LEO satellite ventures OneWeb, Lightspeed score new investments

OneWeb and Telesat’s Lightspeed, two low Earth-orbit (LEO) satellite broadband ventures, each announced significant new investments Thursday.

South Korea’s Hanwha Systems has invested $300 million in OneWeb for an 8.8% equity stake, joining India’s Bharti Enterprise and the U.K. government as backers. Other investors include Japan’s SoftBank Group and satellite service provider Hughes network Systems.

Meanwhile, Lightspeed is getting a new C$1.44 billion boost from the Canadian government, including a $790 million loan and a $650 million preferred equity investment.


Since OneWeb exited bankruptcy protection last November it now counts total equity investment of $2.7 billion inclusive of Hanwha – which is expected to close in the first half of 2022.  

OneWeb will appoint a board of director to represent Hanwha’s share once the transaction is complete.

Hanwha Systems is a technology provider focused on defense electronics and information infrastructure, including aerospace tech for South Korea’s military. Hanwha Group’s history has ties to Samsung, having acquired four affiliates of the company’s chemical and defense units in 2015.  

RELATED: Satellite majors SpaceX, Kuiper, OneWeb head to India to close digital divide

OneWeb said the South Korean Fortune 500 tech and manufacturing company brings additional defense capabilities and antenna technologies, as well as relationships to government customers and greater geographical reach.

So far, OneWeb’s launched 254 satellites into orbit. The company expects to start delivering services from the 50th parallel and above by the end of this year.

Plans call for 648 satellites in its first-generation fleet needed for global coverage by the end of 2022, which is now fully funded.

REALTED: OneWeb launches 36 more satellites for LEO broadband fleet

“We are pleased to join hands with OneWeb, which has strength in the LEO communication area, the core of space business,” said Youn Chul KIM, president, CEO and director at Hanwha Systems, in a statement. “To OneWeb ‘s vision of connecting all the people across the globe, Hanwha System’s satellite and antenna technology will bring more advantages."

U.K. Business Secretary Kwasi Kwarteng in a statement pointed to the investment as further evidence of market confidence in OneWeb.

“Today’s $300m investment in OneWeb by Hanwha is the latest in a series of votes of confidence in the company from the market. It’s clear that leading global investors see a promising future for this ground-breaking company and a robust commercial case for investment,” Kwarteng stated. “The Government’s equity stake in OneWeb not only allows the UK to capitalize on our first-mover advantage to deploy low Earth orbit technology but will put our country at the forefront of the small satellite market, which is set to rapidly expand over the years ahead.”

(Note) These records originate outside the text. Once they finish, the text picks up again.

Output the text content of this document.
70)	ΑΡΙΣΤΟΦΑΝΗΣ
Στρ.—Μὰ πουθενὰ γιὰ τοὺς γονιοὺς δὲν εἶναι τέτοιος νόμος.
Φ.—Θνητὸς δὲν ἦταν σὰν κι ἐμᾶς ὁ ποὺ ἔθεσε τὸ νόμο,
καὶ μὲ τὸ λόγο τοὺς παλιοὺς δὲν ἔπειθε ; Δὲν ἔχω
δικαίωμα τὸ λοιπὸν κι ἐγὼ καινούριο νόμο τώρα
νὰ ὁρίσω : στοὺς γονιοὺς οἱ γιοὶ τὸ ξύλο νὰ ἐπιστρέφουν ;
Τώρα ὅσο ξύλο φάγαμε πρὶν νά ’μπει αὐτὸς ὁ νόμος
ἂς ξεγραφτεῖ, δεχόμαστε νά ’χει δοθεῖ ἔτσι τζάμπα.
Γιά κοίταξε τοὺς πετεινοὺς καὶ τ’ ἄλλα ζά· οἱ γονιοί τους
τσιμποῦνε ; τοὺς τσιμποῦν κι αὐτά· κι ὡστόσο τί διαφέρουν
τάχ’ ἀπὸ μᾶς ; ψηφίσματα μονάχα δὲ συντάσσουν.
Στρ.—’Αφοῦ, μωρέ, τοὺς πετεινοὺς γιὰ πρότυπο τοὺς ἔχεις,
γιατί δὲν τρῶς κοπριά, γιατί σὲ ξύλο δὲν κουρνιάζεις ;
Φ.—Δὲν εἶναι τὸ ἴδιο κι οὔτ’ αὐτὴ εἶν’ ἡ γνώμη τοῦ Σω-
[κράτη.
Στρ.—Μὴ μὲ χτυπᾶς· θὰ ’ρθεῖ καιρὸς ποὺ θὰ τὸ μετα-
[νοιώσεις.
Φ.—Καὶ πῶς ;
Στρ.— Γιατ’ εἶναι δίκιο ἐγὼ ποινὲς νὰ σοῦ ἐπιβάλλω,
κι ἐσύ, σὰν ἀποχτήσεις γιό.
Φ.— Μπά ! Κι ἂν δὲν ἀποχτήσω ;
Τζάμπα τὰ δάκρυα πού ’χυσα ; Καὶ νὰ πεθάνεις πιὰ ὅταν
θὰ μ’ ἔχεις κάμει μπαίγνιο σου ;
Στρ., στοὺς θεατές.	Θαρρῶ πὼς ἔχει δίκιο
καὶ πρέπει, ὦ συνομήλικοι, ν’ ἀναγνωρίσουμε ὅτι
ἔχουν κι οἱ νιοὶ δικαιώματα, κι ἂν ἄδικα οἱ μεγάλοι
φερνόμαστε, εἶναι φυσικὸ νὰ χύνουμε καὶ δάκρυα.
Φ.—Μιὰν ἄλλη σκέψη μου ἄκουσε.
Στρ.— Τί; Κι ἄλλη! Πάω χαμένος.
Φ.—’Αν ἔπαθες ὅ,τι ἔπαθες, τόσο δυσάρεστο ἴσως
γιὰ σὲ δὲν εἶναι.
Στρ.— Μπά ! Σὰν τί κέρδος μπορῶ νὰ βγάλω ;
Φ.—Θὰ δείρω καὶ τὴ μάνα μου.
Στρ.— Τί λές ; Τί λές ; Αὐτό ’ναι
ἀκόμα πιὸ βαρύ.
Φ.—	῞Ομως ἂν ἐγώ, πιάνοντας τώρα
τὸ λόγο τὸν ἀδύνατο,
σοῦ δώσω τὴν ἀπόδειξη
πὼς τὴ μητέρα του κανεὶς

RELATED: OneWeb aims to capitalize on telco, government connections

In April, CEO Neil Materson cited a number of potential use cases, including community broadband, corporate Wi-Fi, backhaul and emergency and redundant connectivity. For telcos and broadband, OneWeb is looking to service provider customers, by supplementing rather than replacing existing terrestrial coverage.

Telesat’s Lightspeed

With Telesat Lightspeed’s new investment from Canada, the program has approximately $4 billion in funding, including a roughly $1.7 billion cash contribution from Telesat (with proceeds from C-band clearing in the U.S. part of the mix), and about $400 million from the Government of Quebec.

As part of the government’s new investment announced today, Telesat is committed to investing $1 billion in capex for its initial LEO constellation, and the lesser of C$2.6 billion or 50% of certain capital spending for its next constellation.

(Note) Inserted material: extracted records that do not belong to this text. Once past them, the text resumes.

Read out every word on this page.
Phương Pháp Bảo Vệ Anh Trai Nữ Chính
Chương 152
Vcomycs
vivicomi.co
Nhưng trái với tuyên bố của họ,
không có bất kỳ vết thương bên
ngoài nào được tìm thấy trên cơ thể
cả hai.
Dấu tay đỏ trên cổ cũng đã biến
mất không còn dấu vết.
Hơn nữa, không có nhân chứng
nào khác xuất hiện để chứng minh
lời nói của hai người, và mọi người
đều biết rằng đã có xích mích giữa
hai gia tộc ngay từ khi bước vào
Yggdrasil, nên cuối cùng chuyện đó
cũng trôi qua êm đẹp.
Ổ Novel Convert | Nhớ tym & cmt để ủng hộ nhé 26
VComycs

RELATED: TIM Brasil cites promise for Telesat LEO after 4G backhaul tests

The satellite company also pledged to add 700 full time Canadian employees, and support students with cooperative opportunities and scholarships, with an emphasis on women in STEM programs.

Other Canadian governments, such as Ontario, have put financial support behind Lightspeed, while securing commitments to help boost connectivity in the region.

“Now is the time to bolster Canada’s position as a global leader in the new space economy,” said François-Philippe Champagne, Minister of Innovation, Science and Industry, in a statement. “Through its partnership with Telesat, our government is creating more high-skilled jobs, enabling innovation and helping to unlock economic and social opportunities in Canada’s most rural and remote communities. Every Canadian should have access to affordable high-speed Internet. Today, we took a big step towards making that happen.”

Lightspeed’s initial LEO network consists of 298 satellites, with service expected to start in the first half of 2024.

RELATED: Telesat wins $86M for next-gen LEO expansion in Ontario

Rather than going direct-to-consumer with service in rural areas (like SpaceX’s Starlink), Telesat is targeting enterprise with Lightspeed, including telecom and mobile operators, as well as government, maritime and aeronautical customers. Successful 4G mobile backhaul tests over LEO were completed with network operator TIM in Brazil earlier this summer, using a Lightspeed phase 1 satellite.